Pendant longtemps, la crise du logement a été présentée comme un phénomène conjoncturel : manque de construction, pression démographique, attractivité des métropoles. À mesure que les prix ont explosé, ce récit a servi d’alibi. Pourtant, les chiffres racontent une autre histoire. En France, près de 12 millions de personnes rencontrent aujourd’hui des difficultés pour se loger dignement. Plus de 4 millions vivent dans des conditions indignes et environ 350 000 sont sans domicile.
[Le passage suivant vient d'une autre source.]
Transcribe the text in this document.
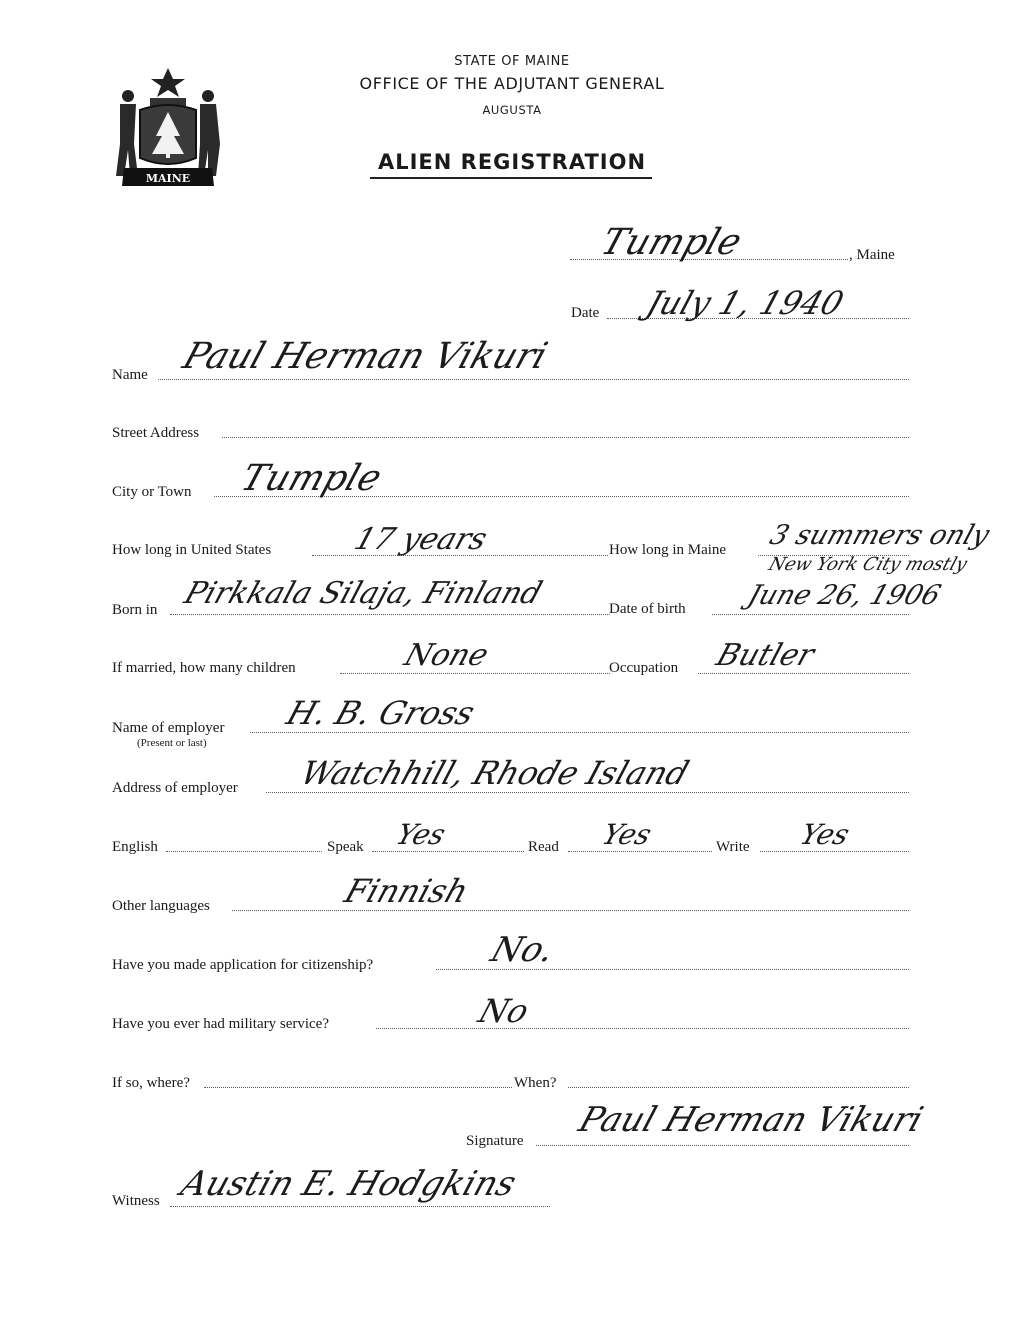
MAINE
STATE OF MAINE
OFFICE OF THE ADJUTANT GENERAL
AUGUSTA
ALIEN REGISTRATION
Tumple	, Maine
Date July 1, 1940
Name Paul Herman Vikuri
Street Address
City or Town Tumple
How long in United States	17 years	How long in Maine 3 summers only
New York City mostly
Born in Pirkkala Silaja, Finland	Date of birth June 26, 1906
If married, how many children	None	Occupation Butler
Name of employer
(Present or last)
H. B. Gross
Address of employer Watchhill, Rhode Island
English	Speak Yes	Read Yes	Write Yes
Other languages	Finnish
Have you made application for citizenship?	No.
Have you ever had military service?	No
If so, where?	When?
Signature
Paul Herman Vikuri
Witness Austin E. Hodgkins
Dans le même temps, près de trois millions de logements sont vacants. Cette coexistence entre pénurie sociale et abondance matérielle n’est pas une contradiction accidentelle. Elle est le produit d’un basculement profond : le logement a cessé d’être pensé comme un droit pour devenir un actif financier. Notre article.
Quand le logement change de nature économique
Depuis les années 1980, le logement a progressivement été intégré aux logiques classiques de l’investissement. Acheter un bien immobilier n’est plus d’abord une manière de se loger, mais une stratégie de placement. Cette transformation repose sur un principe simple : tant que les prix montent, le logement devient une valeur refuge, une source de rente et un support d’optimisation fiscale.
Dans ce cadre, la hausse des prix n’est pas un dysfonctionnement du système, elle en est le moteur. Plus les loyers augmentent, plus la valeur du patrimoine progresse, plus l’investissement paraît rationnel. La spéculation immobilière n’est donc pas une dérive marginale : elle constitue le cœur du modèle.
Ce modèle repose sur un paradoxe central. Contrairement à d’autres secteurs productifs, l’immobilier spéculatif ne crée pas de richesse sociale équivalente à la valeur qu’il capte. Il ne produit ni innovation, ni gain de productivité, ni réponse proportionnée aux besoins. Il organise la rareté en retirant des logements du marché résidentiel, en concentrant la propriété et en orientant la construction vers les segments les plus rentables, non les plus nécessaires.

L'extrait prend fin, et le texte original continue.